What Im more specifically asking is how dose your adrenaline make debilitating injuries non debilitating for a short period of time, is there some biomechanical thing that happens or is it just as simple as your brain just ignoring the fact that it’s debilitating and should stop you instantly.

And what in saying is It doesn’t make sense how when you get an injury like what I said before with your ankle or shin or any vital biomechnical group that helps with movement that you can continue on as if it were still in perfect or near similar condition when you should instantly move differently and or adapt to what injuries you’ve sustained instead of just for example getting up from a bike crash and walking for a few seconds before collapsing or running away before falling down afterwards because you broke something in your legs.

In: Biology

3 Answers

Anonymous 0 Comments

Your body doesn’t like to do things that will hurt it long term, so that’s why pain receptors exist in your muscles, your skin, and your organs.

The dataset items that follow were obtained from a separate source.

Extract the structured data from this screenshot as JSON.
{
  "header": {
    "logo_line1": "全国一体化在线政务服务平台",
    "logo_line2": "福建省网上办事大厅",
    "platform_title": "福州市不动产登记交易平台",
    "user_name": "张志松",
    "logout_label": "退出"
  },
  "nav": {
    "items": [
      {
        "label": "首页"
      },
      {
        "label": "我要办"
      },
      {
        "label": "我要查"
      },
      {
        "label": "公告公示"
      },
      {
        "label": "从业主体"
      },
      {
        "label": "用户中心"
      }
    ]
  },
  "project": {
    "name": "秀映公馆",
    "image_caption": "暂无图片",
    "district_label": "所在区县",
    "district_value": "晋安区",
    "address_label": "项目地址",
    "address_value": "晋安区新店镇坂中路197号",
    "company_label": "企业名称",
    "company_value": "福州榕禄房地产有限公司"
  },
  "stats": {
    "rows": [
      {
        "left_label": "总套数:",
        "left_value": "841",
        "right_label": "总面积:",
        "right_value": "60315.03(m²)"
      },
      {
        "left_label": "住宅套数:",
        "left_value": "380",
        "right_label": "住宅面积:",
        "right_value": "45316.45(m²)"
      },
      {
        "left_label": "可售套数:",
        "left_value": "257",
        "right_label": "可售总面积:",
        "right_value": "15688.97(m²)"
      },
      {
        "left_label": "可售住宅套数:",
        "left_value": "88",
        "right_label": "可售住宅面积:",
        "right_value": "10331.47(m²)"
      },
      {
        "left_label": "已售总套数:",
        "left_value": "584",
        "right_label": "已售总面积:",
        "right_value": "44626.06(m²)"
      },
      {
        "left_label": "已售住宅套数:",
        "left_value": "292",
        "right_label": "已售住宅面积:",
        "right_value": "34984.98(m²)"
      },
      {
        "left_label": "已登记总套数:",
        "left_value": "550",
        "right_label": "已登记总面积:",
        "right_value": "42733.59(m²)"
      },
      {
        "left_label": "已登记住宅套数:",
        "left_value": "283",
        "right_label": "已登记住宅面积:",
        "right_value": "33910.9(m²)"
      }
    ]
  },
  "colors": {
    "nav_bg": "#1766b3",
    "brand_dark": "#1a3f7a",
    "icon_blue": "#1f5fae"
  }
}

They work by acting like Lego bricks, pretty much when a certain chemical is released into your body, that chemical snaps to the receptor like Lego, which the receptor takes as the command to send the pain signal to your brain. This is how most feelings you precive work, just different chemicals attaching to different receptors in different concentrations.

Adrenaline does a lot of things, because it deploys when your body detects a stressful situation. You can think of it like nitrous for a car, or overclocking your body.

For pain sensation, adrenaline connects to the pain receptors for longer then the pain chemicals, effectively reducing the amount of points the pain chemical can latch onto, reducing the overall amount of pain feeling. So, the more adrenaline in the body, the less pain you will feel.